30 Articles of the UDHR - Article 20: Freedom of Assembly and Association


Article 20: Freedom of Assembly and Association

From student occupations of universities in Paris in 1968 to the Arab Spring of 2011, mass demonstrations have been the way people demand social change. Article 20 of the Universal Declaration of Human Rights (UDHR), combined with Article 19’s freedom of expression, together ensure the right to gather publicly or privately and collectively express, promote, pursue and defend common interests.

To exercise the rights in Article 20, you do not have to march down the Champs-Elysées or take over your local equivalent of Egypt’s Tahrir Square. Freedom of “peaceful assembly” also covers sit-ins, walk-outs, vigils, group discussions and theatre performances.

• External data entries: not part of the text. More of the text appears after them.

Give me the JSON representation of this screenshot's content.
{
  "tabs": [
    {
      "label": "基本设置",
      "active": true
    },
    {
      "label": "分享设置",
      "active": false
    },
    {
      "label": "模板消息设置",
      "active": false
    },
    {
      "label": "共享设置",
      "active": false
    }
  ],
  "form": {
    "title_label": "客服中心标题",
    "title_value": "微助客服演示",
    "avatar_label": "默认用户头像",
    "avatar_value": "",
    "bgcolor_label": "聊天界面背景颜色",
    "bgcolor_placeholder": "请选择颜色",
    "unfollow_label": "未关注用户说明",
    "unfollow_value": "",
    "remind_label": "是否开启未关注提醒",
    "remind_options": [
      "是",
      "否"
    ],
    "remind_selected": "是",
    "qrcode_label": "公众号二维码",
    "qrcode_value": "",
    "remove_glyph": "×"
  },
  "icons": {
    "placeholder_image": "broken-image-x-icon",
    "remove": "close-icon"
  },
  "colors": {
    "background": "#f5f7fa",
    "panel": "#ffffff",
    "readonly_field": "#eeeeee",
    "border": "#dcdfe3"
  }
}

“The exercise of fundamental freedoms should never be considered a crime, and impunity should never be accepted.”
- UN experts, on an Egyptian mass trial of 739 protestors, and the failure to investigate deaths and injuries caused by security forces.

States not only have an obligation to protect peaceful assemblies, but should also take measures to facilitate them. In the context of protests and demonstrations, the UN’s Basic Principles on the Use of Force and Firearms by Law Enforcement Officials contains very strict guidelines on the use of force, including that “intentional lethal use of firearms may only be made when strictly unavoidable in order to protect life.”

The former UN Special Rapporteur on the rights to peaceful assembly and association, Maina Kiai, pointed out that “Participating in peaceful protests is an alternative to violence and armed force, as a means of expression and change, which we should support. It must thus be protected, and protected robustly.”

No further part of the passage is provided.